Congo: début du procès du général Norbert Dabira devant la cour criminelle

Le général congolais Norbert Dabira (d), en 2005, lors du procès sur l'affaire des «disparus du Beach» à Brazzaville, lors duquel il avait été acquitté.
© AFP / GG Kitina

L'ancien inspecteur des Forces armées congolaises (FAC), le général Norbert Dabira, s'est présenté mardi devant la chambre criminelle de la cour d'appel de Brazzaville. Accusé d'atteinte à la sécurité intérieure de l'Etat, il a plaidé non coupable et affirmé être à la barre à cause d'un mensonge. La première journée d'audience a été essentiellement consacrée à une enquête sur sa moralité.

Habillé d'une chemise bleu clair manches courtes et d'un pantalon bleu marine, le général Norbert Dabira a fait son entrée dans la salle d'audience visiblement détendu. Il a dû attendre plus d'une heure avant d'être appelé à la barre où il a plaidé non coupable des faits d'atteinte à la sécurité intérieure de l'Etat qui pèsent sur lui. Sa défense a ensuite soulevé une exception concernant son immunité juridictionnelle tirée d'un décret de 2001 qui l'a élevé au rang de dignitaire de la République.

Après débats entre les différentes parties, la cour a rejeté cette exception. Peu avant l'enquête de moralité de l'accusé, qui a dit être à la barre à cause d'un mensonge, ses quatre avocats ont exigé que les scellés du dossier soient présentés. Cette démarche a été jugée prématurée aussi bien par le ministère public que par la cour.

L’acte de saisine de la cour criminelle lu par le greffier audiencier fait état de ce que le général de 68 ans est accusé d’atteinte à la sécurité intérieure de l’Etat. Il est un peu plus explicite : l’ancien inspecteur des Forces armées congolaises aurait ourdi un complot selon un plan qui consistait à recruter au moins deux tireurs d’élite afin d’abattre l’avion du président Denis Sassou Nguesso au décollage ou à l’atterrissage.

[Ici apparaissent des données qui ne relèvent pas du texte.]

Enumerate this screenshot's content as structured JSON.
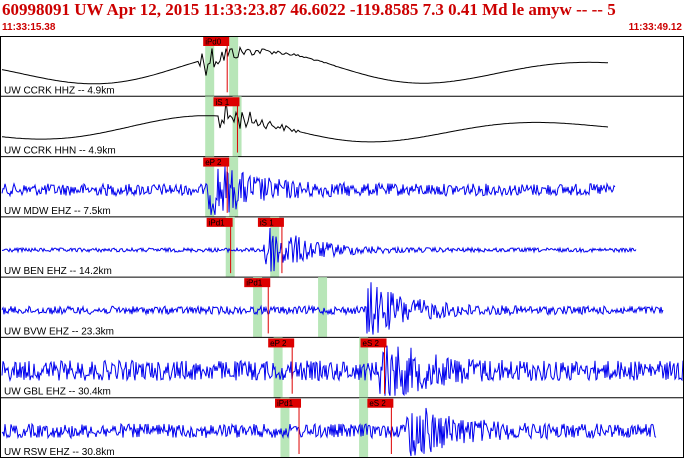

Les faits qui remontent à 2017 ont été révélés par les services de renseignement qui ont intercepté les conversations téléphoniques entre le général Dabira et son frère d’armes le général Nianga Ngatsé Mbouala, jadis commandant de la garde républicaine cité dans cette affaire en qualité de témoin. Le général Nianga Ngatsé Mbouala s'est présenté dans la salle. Il a été prié par la cour de se retirer pour attendre la confrontation.

L’accusé a plaidé non coupable ; une stratégie qui ne surprend par les avocats des parties civiles comme Me Emmanuel Oko : « Dans les procès, aucun accusé ou prévenu n’est jamais venu dire qu’il reconnaît les faits. On s’y attend, on n’est pas surpris. Mais, il faut aussi se méfier de cette période : il s’agit de la période où l’accusé travaille ses aspects et ses réflexions pour ne pas paraître comme quelqu’un que l’on pourrait diaboliser », a dit Me Oko.

C'est mercredi que les parties vont entrer dans le fond du dossier.